Hugh Hardie, An Interview
Recently I had the opportunity to visit Belgium with one of the rising stars of the UK’s drum and bass scene, Hugh Hardie, to attend a gig in Antwerp, located an hour or so north of Brussels.
Antwerp itself is a small, pretty town with a quaint central square, a busy pedestrianised centre and some fantastic churches. It’s a typical Northern European town – clean, tidy and full of welcoming people – but it also has a thriving nightlife scene.
Our destination for the night was Trix, a famous music venue and a Belgian institution. It’s situated a little way out of the city and from the outside the venue is pretty austere, lots of concrete and not too much light, but inside it is a different proposition, with a wide stage overlooking the dance area. We listened and danced with the 1000-strong crowd as Hugh ran through some of his best-known material and also played a few new tracks, being joined on stage at one point by an MC.
At some point the next day I remembered the job at hand and we managed to fit in a short interview with Hugh. Luckily, despite his long night he was still keen.
When did you start making music and what/who were your early influences?
I started really enjoying making music in 6th form college. I studied music technology for a year and found myself spending a lot of lunch times in the music block when I figured out how to use the software. I was initially making down tempo hip hop beats trying to the emulate the style of producers like RJD2, Bonobo and Quantic and later became obsessed with drum & bass and found influence in artists like High Contrast and Logistics.
Your music seems to span a few different styles, what genre would you classify it as?
My main musical focus now is drum & bass although I do occasional tinker around in other areas (house and garage recently). What I like about d’n’b is that it can incorporate quite a few different styles (soul, jazz, reggae etc). I’d say a lot of my musical influence comes from jazz, soul and r’n’b music. Often when starting a track I’ll try to create the sort of chord progression you’d be likely to find in those types of music.
Do you prefer DJing or producing songs?
That’s a tricky one because they’re such different activities. DJing is a very live and exhilarating experience, being surrounded by an energetic crowd in an extremely loud environment, while producing is a much more personal, solitary experience. Producing can be also be very exciting, though when the creative juices are in full flow. I think the best moments for me have to be while playing out my own material that I’ve worked alone for hours on and receiving a positive crowd reaction.
You’ve done gigs in a few different countries, how have you found the experience of DJing abroad?
I’ve played a few times in Belgium and very recently in Amsterdam and found it incredible! The idea of being flown to another country to do something I love is extremely exciting and rewarding.

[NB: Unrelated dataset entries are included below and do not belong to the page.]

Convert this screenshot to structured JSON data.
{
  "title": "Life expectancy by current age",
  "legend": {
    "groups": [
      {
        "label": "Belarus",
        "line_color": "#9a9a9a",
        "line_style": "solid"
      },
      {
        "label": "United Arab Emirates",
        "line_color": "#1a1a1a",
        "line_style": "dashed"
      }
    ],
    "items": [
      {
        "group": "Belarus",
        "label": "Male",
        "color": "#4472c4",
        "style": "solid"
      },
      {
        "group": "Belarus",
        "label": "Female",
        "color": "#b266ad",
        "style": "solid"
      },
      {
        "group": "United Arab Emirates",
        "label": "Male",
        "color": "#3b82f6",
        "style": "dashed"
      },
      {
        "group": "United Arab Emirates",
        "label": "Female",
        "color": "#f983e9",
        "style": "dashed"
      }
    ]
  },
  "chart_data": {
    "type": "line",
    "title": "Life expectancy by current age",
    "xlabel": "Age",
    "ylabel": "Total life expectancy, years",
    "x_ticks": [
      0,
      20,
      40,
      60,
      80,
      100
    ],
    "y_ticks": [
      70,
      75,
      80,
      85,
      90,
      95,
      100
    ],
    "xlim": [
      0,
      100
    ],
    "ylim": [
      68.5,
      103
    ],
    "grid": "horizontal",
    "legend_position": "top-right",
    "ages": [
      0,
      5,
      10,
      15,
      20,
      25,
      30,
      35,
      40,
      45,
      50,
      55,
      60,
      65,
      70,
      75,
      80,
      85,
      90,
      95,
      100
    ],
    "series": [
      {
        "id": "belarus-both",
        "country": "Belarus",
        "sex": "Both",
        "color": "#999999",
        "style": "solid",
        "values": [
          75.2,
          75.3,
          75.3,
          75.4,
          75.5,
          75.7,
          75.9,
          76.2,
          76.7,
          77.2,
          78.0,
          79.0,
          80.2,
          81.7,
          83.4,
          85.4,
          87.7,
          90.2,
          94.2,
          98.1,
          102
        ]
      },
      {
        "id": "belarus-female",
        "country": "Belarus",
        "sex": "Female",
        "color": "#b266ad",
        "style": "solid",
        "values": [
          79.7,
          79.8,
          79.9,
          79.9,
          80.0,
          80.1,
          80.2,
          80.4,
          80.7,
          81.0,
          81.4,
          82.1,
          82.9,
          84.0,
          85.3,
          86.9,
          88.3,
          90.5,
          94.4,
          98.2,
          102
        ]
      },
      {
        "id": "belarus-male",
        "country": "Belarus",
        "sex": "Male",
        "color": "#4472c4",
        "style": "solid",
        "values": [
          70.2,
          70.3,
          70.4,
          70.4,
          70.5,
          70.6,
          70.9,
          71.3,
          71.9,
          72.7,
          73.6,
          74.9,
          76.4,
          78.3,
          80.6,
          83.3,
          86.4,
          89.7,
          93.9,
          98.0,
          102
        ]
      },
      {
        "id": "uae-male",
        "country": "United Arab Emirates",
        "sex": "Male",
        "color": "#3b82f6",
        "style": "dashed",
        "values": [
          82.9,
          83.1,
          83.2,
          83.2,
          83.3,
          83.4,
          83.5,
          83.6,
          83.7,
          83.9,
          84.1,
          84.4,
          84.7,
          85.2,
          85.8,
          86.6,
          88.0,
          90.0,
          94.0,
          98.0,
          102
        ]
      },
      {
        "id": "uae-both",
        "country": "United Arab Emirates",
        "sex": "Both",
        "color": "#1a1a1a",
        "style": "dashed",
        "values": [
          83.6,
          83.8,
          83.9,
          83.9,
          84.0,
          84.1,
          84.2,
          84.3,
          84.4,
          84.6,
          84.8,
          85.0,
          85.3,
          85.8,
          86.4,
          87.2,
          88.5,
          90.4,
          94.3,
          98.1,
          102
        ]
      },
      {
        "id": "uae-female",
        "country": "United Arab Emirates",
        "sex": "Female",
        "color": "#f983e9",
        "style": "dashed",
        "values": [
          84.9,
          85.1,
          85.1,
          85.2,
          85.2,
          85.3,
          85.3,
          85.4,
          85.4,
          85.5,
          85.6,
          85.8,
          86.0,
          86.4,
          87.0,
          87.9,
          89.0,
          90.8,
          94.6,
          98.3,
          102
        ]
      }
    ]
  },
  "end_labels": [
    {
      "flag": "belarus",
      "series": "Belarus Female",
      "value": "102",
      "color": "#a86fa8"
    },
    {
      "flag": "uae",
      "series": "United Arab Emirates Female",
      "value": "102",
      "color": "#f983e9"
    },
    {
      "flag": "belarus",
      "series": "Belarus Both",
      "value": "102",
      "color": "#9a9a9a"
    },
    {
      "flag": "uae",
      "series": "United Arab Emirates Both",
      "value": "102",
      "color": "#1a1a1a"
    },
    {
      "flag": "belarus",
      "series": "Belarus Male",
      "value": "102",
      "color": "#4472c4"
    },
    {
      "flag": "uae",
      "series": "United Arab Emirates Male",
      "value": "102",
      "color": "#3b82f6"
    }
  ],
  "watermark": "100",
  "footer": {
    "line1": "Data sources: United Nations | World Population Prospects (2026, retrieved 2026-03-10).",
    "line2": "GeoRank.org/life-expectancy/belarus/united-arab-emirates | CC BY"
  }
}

People from Belgium and Holland are ridiculously passionate about d’n’b music and the crowd energy over there is on another level. I can’t wait for the next one!
Who have you been working with recently?
I’ve got a track in the works with my singer friend Kyan, who I’ve worked with in the past. He has a truly incredible voice that fits the soulfulness of d’n’b perfectly and is definitely someone I’d like to work with more. I’ve also been in the studio with Logistics putting together a track which will be released soon.
For the vocals on your tracks do you mainly use samples or original recordings?
Mixture of the two. It’s obviously better to record original vocals, but can be difficult finding somebody with the right voice and who is also willing to give up their time for you. The problem with sampling is that labels often won’t release a track with ‘borrowed’ vocals because they can get in trouble over copyright issues. It’s a fairly common problem in the industry since so many d’n’b tracks are quite heavily sample-based.
Who would you love to DJ with?
It would be fun to be behind the decks with High Contrast. His sets are so full of energy!
What piece of equipment would you love to own?
I’m not that big on the hardware side of things. My set up is pretty simple, computer, midi keyboard and speakers. The one thing I would love to own though is a proper Steinway grand piano. I’d mic it up and record hours of jamming around which I could then chop up into tunes. The difference in the sound between real and digital instruments is huge so incorporating more live piano, and other instruments for that matter, into my music is something I’d like to work towards.
What can we expect for the rest of 2014?
I’ve got more gigs lined up and lots of new tunes in the works, one of which is seeing a release on Hospital Records very soon.